Motorola Solutions (MSI) is a leading provider of mission-critical communications products and solutions in the United States, Canada and across the world.

It mainly operates two divisions. Its Products and System Integration is the larger division, bringing in approximately 60% of its revenue, with the balance coming from its Software & Services division.

The products’ division offers a wide array of infrastructure, communication devices, and video solutions for government and emergency responder agencies. Its software division focuses on providing software suites, technical support, cybersecurity and various types of surveillance solutions including voice and video.

MSI Sees Improving Demand Outlook From its End Markets

The COVID-19 pandemic indeed took a toll on MSI’s business, with revenues at its largest division, i.e., products down by nearly 14% during Q3 2020. This was mainly due to reduced demand for land mobile radio (LMR) and other professional radio solutions offered by the company.

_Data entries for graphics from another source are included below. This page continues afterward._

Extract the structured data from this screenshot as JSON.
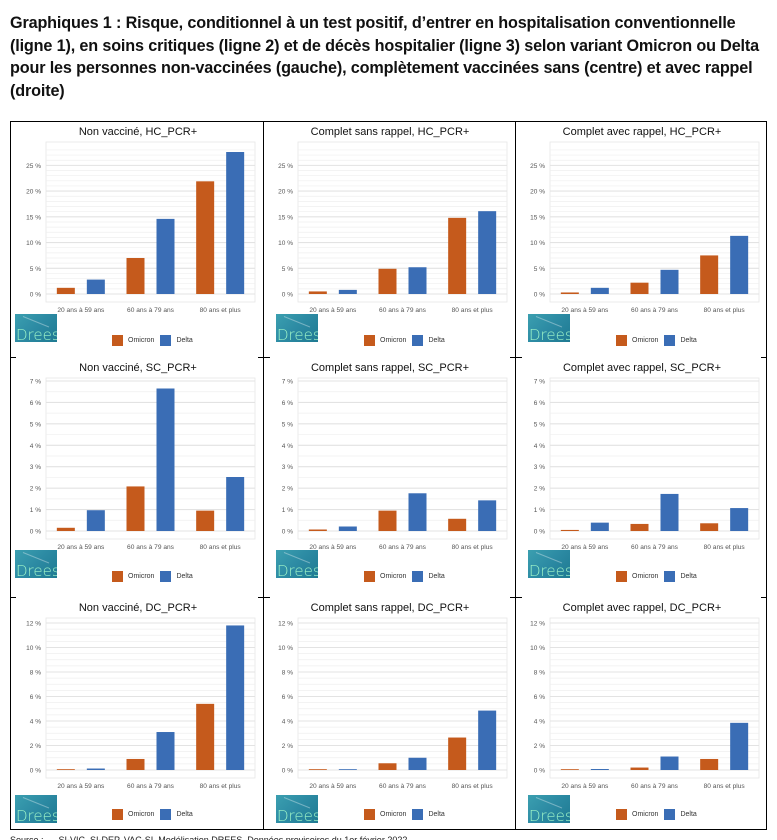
{
  "heading": "Graphiques 1 : Risque, conditionnel à un test positif, d’entrer en hospitalisation conventionnelle (ligne 1), en soins critiques (ligne 2) et de décès hospitalier (ligne 3) selon variant Omicron ou Delta pour les personnes non-vaccinées (gauche), complètement vaccinées sans (centre) et avec rappel (droite)",
  "logo_text": "Drees",
  "legend": {
    "omicron": "Omicron",
    "delta": "Delta"
  },
  "colors": {
    "omicron": "#c55a1c",
    "delta": "#3a6db5",
    "grid": "#e3e3e3",
    "axis_text": "#555555"
  },
  "footer": "Source : ..., SI-VIC, SI-DEP, VAC-SI, Modélisation DREES. Données provisoires du 1er février 2022 ...",
  "chart_data": [
    {
      "type": "bar",
      "title": "Non vacciné, HC_PCR+",
      "categories": [
        "20 ans à 59 ans",
        "60 ans à 79 ans",
        "80 ans et plus"
      ],
      "series": [
        {
          "name": "Omicron",
          "values": [
            1.2,
            7.0,
            21.9
          ]
        },
        {
          "name": "Delta",
          "values": [
            2.8,
            14.6,
            27.6
          ]
        }
      ],
      "yticks": [
        "0 %",
        "5 %",
        "10 %",
        "15 %",
        "20 %",
        "25 %"
      ],
      "ylim": [
        0,
        28
      ],
      "ytick_step": 5,
      "xlabel": "",
      "ylabel": "",
      "grid": true,
      "legend": "bottom"
    },
    {
      "type": "bar",
      "title": "Complet sans rappel, HC_PCR+",
      "categories": [
        "20 ans à 59 ans",
        "60 ans à 79 ans",
        "80 ans et plus"
      ],
      "series": [
        {
          "name": "Omicron",
          "values": [
            0.5,
            4.9,
            14.8
          ]
        },
        {
          "name": "Delta",
          "values": [
            0.8,
            5.2,
            16.1
          ]
        }
      ],
      "yticks": [
        "0 %",
        "5 %",
        "10 %",
        "15 %",
        "20 %",
        "25 %"
      ],
      "ylim": [
        0,
        28
      ],
      "ytick_step": 5,
      "xlabel": "",
      "ylabel": "",
      "grid": true,
      "legend": "bottom"
    },
    {
      "type": "bar",
      "title": "Complet avec rappel, HC_PCR+",
      "categories": [
        "20 ans à 59 ans",
        "60 ans à 79 ans",
        "80 ans et plus"
      ],
      "series": [
        {
          "name": "Omicron",
          "values": [
            0.3,
            2.2,
            7.5
          ]
        },
        {
          "name": "Delta",
          "values": [
            1.2,
            4.7,
            11.3
          ]
        }
      ],
      "yticks": [
        "0 %",
        "5 %",
        "10 %",
        "15 %",
        "20 %",
        "25 %"
      ],
      "ylim": [
        0,
        28
      ],
      "ytick_step": 5,
      "xlabel": "",
      "ylabel": "",
      "grid": true,
      "legend": "bottom"
    },
    {
      "type": "bar",
      "title": "Non vacciné, SC_PCR+",
      "categories": [
        "20 ans à 59 ans",
        "60 ans à 79 ans",
        "80 ans et plus"
      ],
      "series": [
        {
          "name": "Omicron",
          "values": [
            0.15,
            2.08,
            0.95
          ]
        },
        {
          "name": "Delta",
          "values": [
            0.97,
            6.65,
            2.52
          ]
        }
      ],
      "yticks": [
        "0 %",
        "1 %",
        "2 %",
        "3 %",
        "4 %",
        "5 %",
        "6 %",
        "7 %"
      ],
      "ylim": [
        0,
        7
      ],
      "ytick_step": 1,
      "xlabel": "",
      "ylabel": "",
      "grid": true,
      "legend": "bottom"
    },
    {
      "type": "bar",
      "title": "Complet sans rappel, SC_PCR+",
      "categories": [
        "20 ans à 59 ans",
        "60 ans à 79 ans",
        "80 ans et plus"
      ],
      "series": [
        {
          "name": "Omicron",
          "values": [
            0.07,
            0.95,
            0.57
          ]
        },
        {
          "name": "Delta",
          "values": [
            0.21,
            1.76,
            1.43
          ]
        }
      ],
      "yticks": [
        "0 %",
        "1 %",
        "2 %",
        "3 %",
        "4 %",
        "5 %",
        "6 %",
        "7 %"
      ],
      "ylim": [
        0,
        7
      ],
      "ytick_step": 1,
      "xlabel": "",
      "ylabel": "",
      "grid": true,
      "legend": "bottom"
    },
    {
      "type": "bar",
      "title": "Complet avec rappel, SC_PCR+",
      "categories": [
        "20 ans à 59 ans",
        "60 ans à 79 ans",
        "80 ans et plus"
      ],
      "series": [
        {
          "name": "Omicron",
          "values": [
            0.05,
            0.33,
            0.36
          ]
        },
        {
          "name": "Delta",
          "values": [
            0.39,
            1.73,
            1.07
          ]
        }
      ],
      "yticks": [
        "0 %",
        "1 %",
        "2 %",
        "3 %",
        "4 %",
        "5 %",
        "6 %",
        "7 %"
      ],
      "ylim": [
        0,
        7
      ],
      "ytick_step": 1,
      "xlabel": "",
      "ylabel": "",
      "grid": true,
      "legend": "bottom"
    },
    {
      "type": "bar",
      "title": "Non vacciné, DC_PCR+",
      "categories": [
        "20 ans à 59 ans",
        "60 ans à 79 ans",
        "80 ans et plus"
      ],
      "series": [
        {
          "name": "Omicron",
          "values": [
            0.02,
            0.9,
            5.4
          ]
        },
        {
          "name": "Delta",
          "values": [
            0.12,
            3.1,
            11.8
          ]
        }
      ],
      "yticks": [
        "0 %",
        "2 %",
        "4 %",
        "6 %",
        "8 %",
        "10 %",
        "12 %"
      ],
      "ylim": [
        0,
        12.2
      ],
      "ytick_step": 2,
      "xlabel": "",
      "ylabel": "",
      "grid": true,
      "legend": "bottom"
    },
    {
      "type": "bar",
      "title": "Complet sans rappel, DC_PCR+",
      "categories": [
        "20 ans à 59 ans",
        "60 ans à 79 ans",
        "80 ans et plus"
      ],
      "series": [
        {
          "name": "Omicron",
          "values": [
            0.01,
            0.55,
            2.65
          ]
        },
        {
          "name": "Delta",
          "values": [
            0.04,
            1.0,
            4.85
          ]
        }
      ],
      "yticks": [
        "0 %",
        "2 %",
        "4 %",
        "6 %",
        "8 %",
        "10 %",
        "12 %"
      ],
      "ylim": [
        0,
        12.2
      ],
      "ytick_step": 2,
      "xlabel": "",
      "ylabel": "",
      "grid": true,
      "legend": "bottom"
    },
    {
      "type": "bar",
      "title": "Complet avec rappel, DC_PCR+",
      "categories": [
        "20 ans à 59 ans",
        "60 ans à 79 ans",
        "80 ans et plus"
      ],
      "series": [
        {
          "name": "Omicron",
          "values": [
            0.01,
            0.2,
            0.9
          ]
        },
        {
          "name": "Delta",
          "values": [
            0.08,
            1.1,
            3.85
          ]
        }
      ],
      "yticks": [
        "0 %",
        "2 %",
        "4 %",
        "6 %",
        "8 %",
        "10 %",
        "12 %"
      ],
      "ylim": [
        0,
        12.2
      ],
      "ytick_step": 2,
      "xlabel": "",
      "ylabel": "",
      "grid": true,
      "legend": "bottom"
    }
  ]
}
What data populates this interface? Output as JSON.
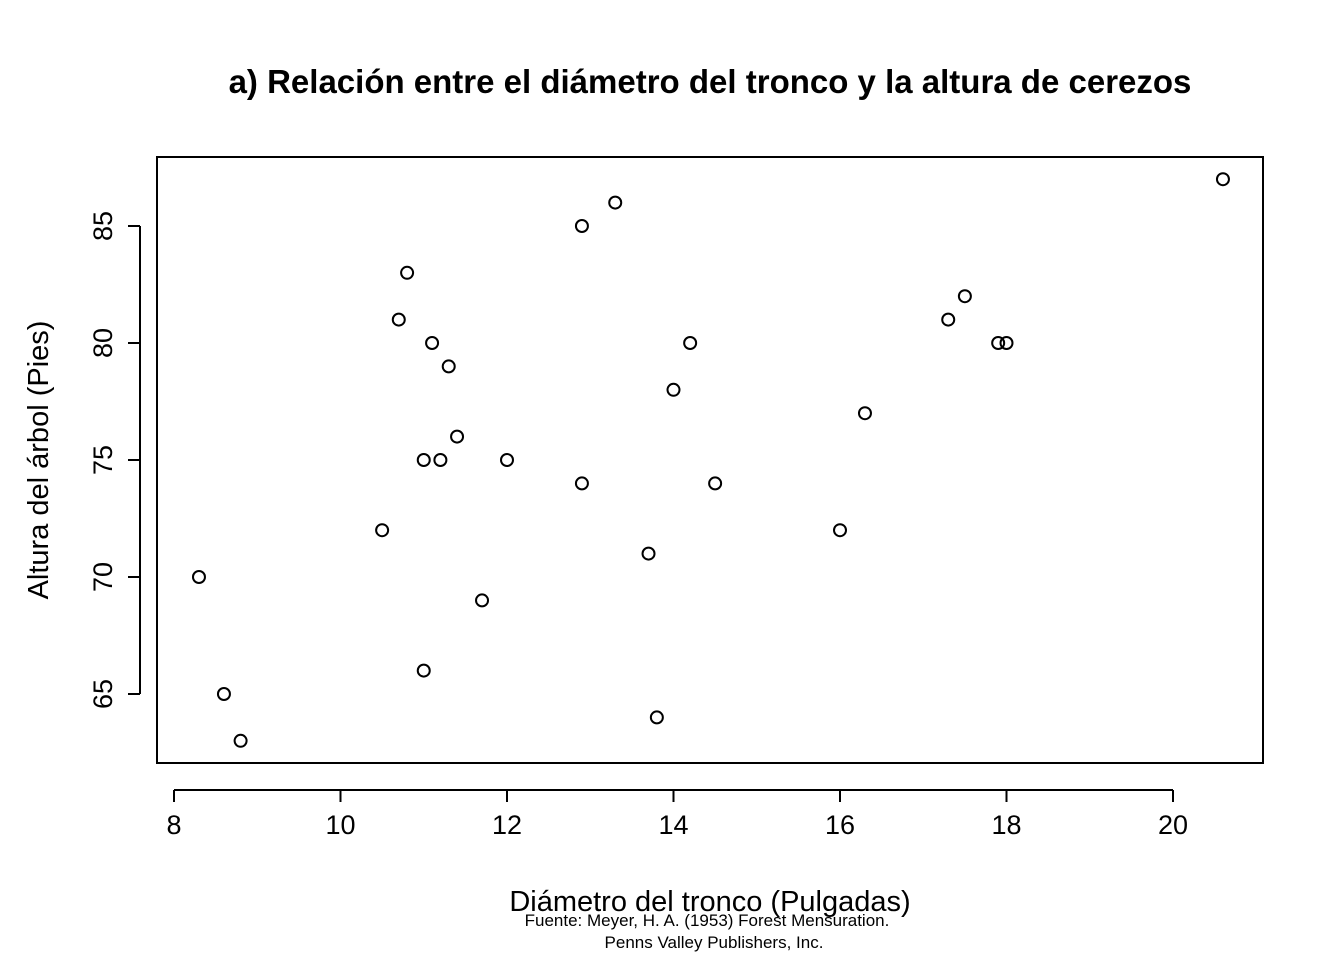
{
  "chart_data": {
    "type": "scatter",
    "title": "a) Relación entre el diámetro del tronco y la altura de cerezos",
    "xlabel": "Diámetro del tronco (Pulgadas)",
    "ylabel": "Altura del árbol (Pies)",
    "xlim": [
      8.0,
      21.0
    ],
    "ylim": [
      62.0,
      88.0
    ],
    "xticks": [
      8,
      10,
      12,
      14,
      16,
      18,
      20
    ],
    "yticks": [
      65,
      70,
      75,
      80,
      85
    ],
    "grid": false,
    "marker": "open-circle",
    "points": [
      {
        "x": 8.3,
        "y": 70
      },
      {
        "x": 8.6,
        "y": 65
      },
      {
        "x": 8.8,
        "y": 63
      },
      {
        "x": 10.5,
        "y": 72
      },
      {
        "x": 10.7,
        "y": 81
      },
      {
        "x": 10.8,
        "y": 83
      },
      {
        "x": 11.0,
        "y": 66
      },
      {
        "x": 11.0,
        "y": 75
      },
      {
        "x": 11.1,
        "y": 80
      },
      {
        "x": 11.2,
        "y": 75
      },
      {
        "x": 11.3,
        "y": 79
      },
      {
        "x": 11.4,
        "y": 76
      },
      {
        "x": 11.7,
        "y": 69
      },
      {
        "x": 12.0,
        "y": 75
      },
      {
        "x": 12.9,
        "y": 74
      },
      {
        "x": 12.9,
        "y": 85
      },
      {
        "x": 13.3,
        "y": 86
      },
      {
        "x": 13.7,
        "y": 71
      },
      {
        "x": 13.8,
        "y": 64
      },
      {
        "x": 14.0,
        "y": 78
      },
      {
        "x": 14.2,
        "y": 80
      },
      {
        "x": 14.5,
        "y": 74
      },
      {
        "x": 16.0,
        "y": 72
      },
      {
        "x": 16.3,
        "y": 77
      },
      {
        "x": 17.3,
        "y": 81
      },
      {
        "x": 17.5,
        "y": 82
      },
      {
        "x": 17.9,
        "y": 80
      },
      {
        "x": 18.0,
        "y": 80
      },
      {
        "x": 20.6,
        "y": 87
      }
    ],
    "caption_lines": [
      "Fuente: Meyer, H. A. (1953) Forest Mensuration.",
      "Penns Valley Publishers, Inc."
    ]
  }
}
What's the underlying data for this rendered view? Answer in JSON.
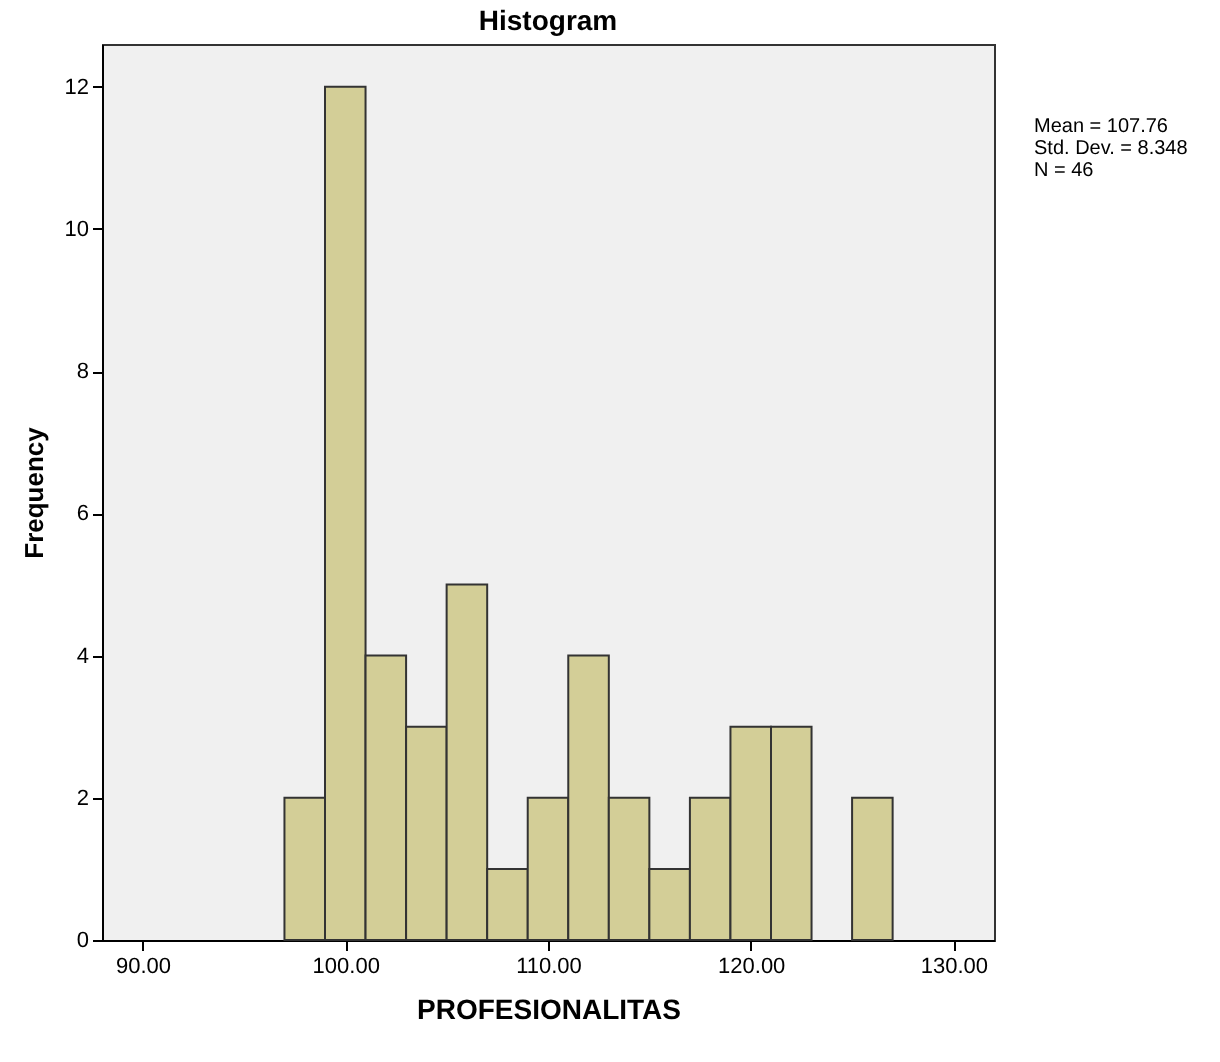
{
  "chart_data": {
    "type": "histogram",
    "title": "Histogram",
    "xlabel": "PROFESIONALITAS",
    "ylabel": "Frequency",
    "bins": [
      97,
      99,
      101,
      103,
      105,
      107,
      109,
      111,
      113,
      115,
      117,
      119,
      121,
      123,
      125,
      127
    ],
    "values": [
      2,
      12,
      4,
      3,
      5,
      1,
      2,
      4,
      2,
      1,
      2,
      3,
      3,
      null,
      2
    ],
    "color": "#d3ce97",
    "xlim": [
      88,
      132
    ],
    "xticks": [
      {
        "value": 90,
        "label": "90.00"
      },
      {
        "value": 100,
        "label": "100.00"
      },
      {
        "value": 110,
        "label": "110.00"
      },
      {
        "value": 120,
        "label": "120.00"
      },
      {
        "value": 130,
        "label": "130.00"
      }
    ],
    "ylim": [
      0,
      12.6
    ],
    "yticks": [
      0,
      2,
      4,
      6,
      8,
      10,
      12
    ],
    "grid": false,
    "annotations": [
      "Mean = 107.76",
      "Std. Dev. = 8.348",
      "N = 46"
    ]
  }
}
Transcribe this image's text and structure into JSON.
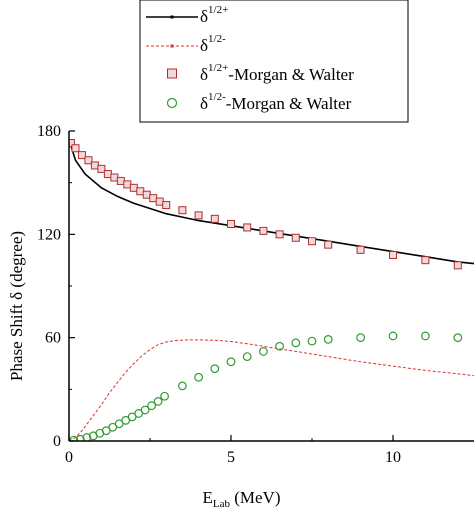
{
  "chart_data": {
    "type": "scatter",
    "xlabel": "E",
    "xlabel_sub": "Lab",
    "xlabel_unit": " (MeV)",
    "ylabel": "Phase Shift δ (degree)",
    "xlim": [
      0,
      12.5
    ],
    "ylim": [
      0,
      180
    ],
    "x_ticks": [
      0,
      5,
      10
    ],
    "y_ticks": [
      0,
      60,
      120,
      180
    ],
    "grid": false,
    "legend_position": "top",
    "colors": {
      "plus_curve": "#000000",
      "minus_curve": "#e03030",
      "plus_markers": "#b03030",
      "plus_marker_fill": "#f2d8d8",
      "minus_markers": "#2f9a2f"
    },
    "legend": [
      {
        "base": "δ",
        "sup": "1/2+",
        "suffix": "",
        "style": "line-black"
      },
      {
        "base": "δ",
        "sup": "1/2-",
        "suffix": "",
        "style": "line-red-dashed"
      },
      {
        "base": "δ",
        "sup": "1/2+",
        "suffix": "-Morgan & Walter",
        "style": "square-red"
      },
      {
        "base": "δ",
        "sup": "1/2-",
        "suffix": "-Morgan & Walter",
        "style": "circle-green"
      }
    ],
    "series": [
      {
        "name": "δ1/2+",
        "kind": "line",
        "x": [
          0.05,
          0.2,
          0.5,
          1,
          1.5,
          2,
          2.5,
          3,
          3.5,
          4,
          5,
          6,
          7,
          8,
          9,
          10,
          11,
          12,
          12.5
        ],
        "y": [
          172,
          163,
          155,
          147,
          142,
          138,
          135,
          132,
          130,
          128,
          125,
          122,
          119,
          116,
          113,
          110,
          107,
          104,
          103
        ]
      },
      {
        "name": "δ1/2-",
        "kind": "line",
        "x": [
          0,
          0.2,
          0.4,
          0.6,
          0.8,
          1,
          1.25,
          1.5,
          1.75,
          2,
          2.25,
          2.5,
          2.75,
          3,
          3.25,
          3.5,
          3.75,
          4,
          4.5,
          5,
          5.5,
          6,
          6.5,
          7,
          8,
          9,
          10,
          11,
          12,
          12.5
        ],
        "y": [
          0,
          2,
          6,
          11,
          16,
          21,
          28,
          34,
          40,
          45,
          49.5,
          53,
          56,
          57.5,
          58.3,
          58.6,
          58.7,
          58.7,
          58.5,
          57.8,
          56.5,
          55,
          53.5,
          52,
          49,
          46,
          43.5,
          41,
          39,
          38
        ]
      },
      {
        "name": "δ1/2+-Morgan & Walter",
        "kind": "square",
        "x": [
          0.06,
          0.2,
          0.4,
          0.6,
          0.8,
          1.0,
          1.2,
          1.4,
          1.6,
          1.8,
          2.0,
          2.2,
          2.4,
          2.6,
          2.8,
          3.0,
          3.5,
          4.0,
          4.5,
          5.0,
          5.5,
          6.0,
          6.5,
          7.0,
          7.5,
          8.0,
          9.0,
          10.0,
          11.0,
          12.0
        ],
        "y": [
          173,
          170,
          166,
          163,
          160,
          158,
          155,
          153,
          151,
          149,
          147,
          145,
          143,
          141,
          139,
          137,
          134,
          131,
          129,
          126,
          124,
          122,
          120,
          118,
          116,
          114,
          111,
          108,
          105,
          102
        ]
      },
      {
        "name": "δ1/2--Morgan & Walter",
        "kind": "circle",
        "x": [
          0.15,
          0.35,
          0.55,
          0.75,
          0.95,
          1.15,
          1.35,
          1.55,
          1.75,
          1.95,
          2.15,
          2.35,
          2.55,
          2.75,
          2.95,
          3.5,
          4.0,
          4.5,
          5.0,
          5.5,
          6.0,
          6.5,
          7.0,
          7.5,
          8.0,
          9.0,
          10.0,
          11.0,
          12.0
        ],
        "y": [
          0.5,
          1,
          2,
          3,
          4.5,
          6,
          8,
          10,
          12,
          14,
          16,
          18,
          20.5,
          23,
          26,
          32,
          37,
          42,
          46,
          49,
          52,
          55,
          57,
          58,
          59,
          60,
          61,
          61,
          60
        ]
      }
    ]
  }
}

However, MSI’s software and service segment saved the day as it continues to perform well. This segment registered a healthy 9% growth in revenue during Q3 2020 and contributed more than half of MSI’s operating margins. One of the major highlights was the award of more than a $120 million multi-year contract for setting up the next generation 911 command-center software solution.

Lower sales and capital allocation for M&A activity led to a decline in free cash flow to $343 million during Q3 2020 compared to $465 million in the same quarter the previous year. Nevertheless, MSI has been prudent in capital management, with the company repaying a significant portion of its $400 revolving credit line and refinancing upcoming debt with a $900 million 10-year debt that was secured at the rate of 2.3%.

Pick up in backlog and better business visibility during Q3 2020 might be one of the reasons that prompted MSI toincrease its quarterly dividend from 64 to 71 cents payable to shareholders of record as of December 15, 2020.

Looking forward, the company remains quite optimistic about its cloud-based offerings, not only for its command-center solutions but also for its LMR and video security offerings. In terms of strategy, the company would like to move more customers from a perpetual license model to software-as-a-service model in the coming days.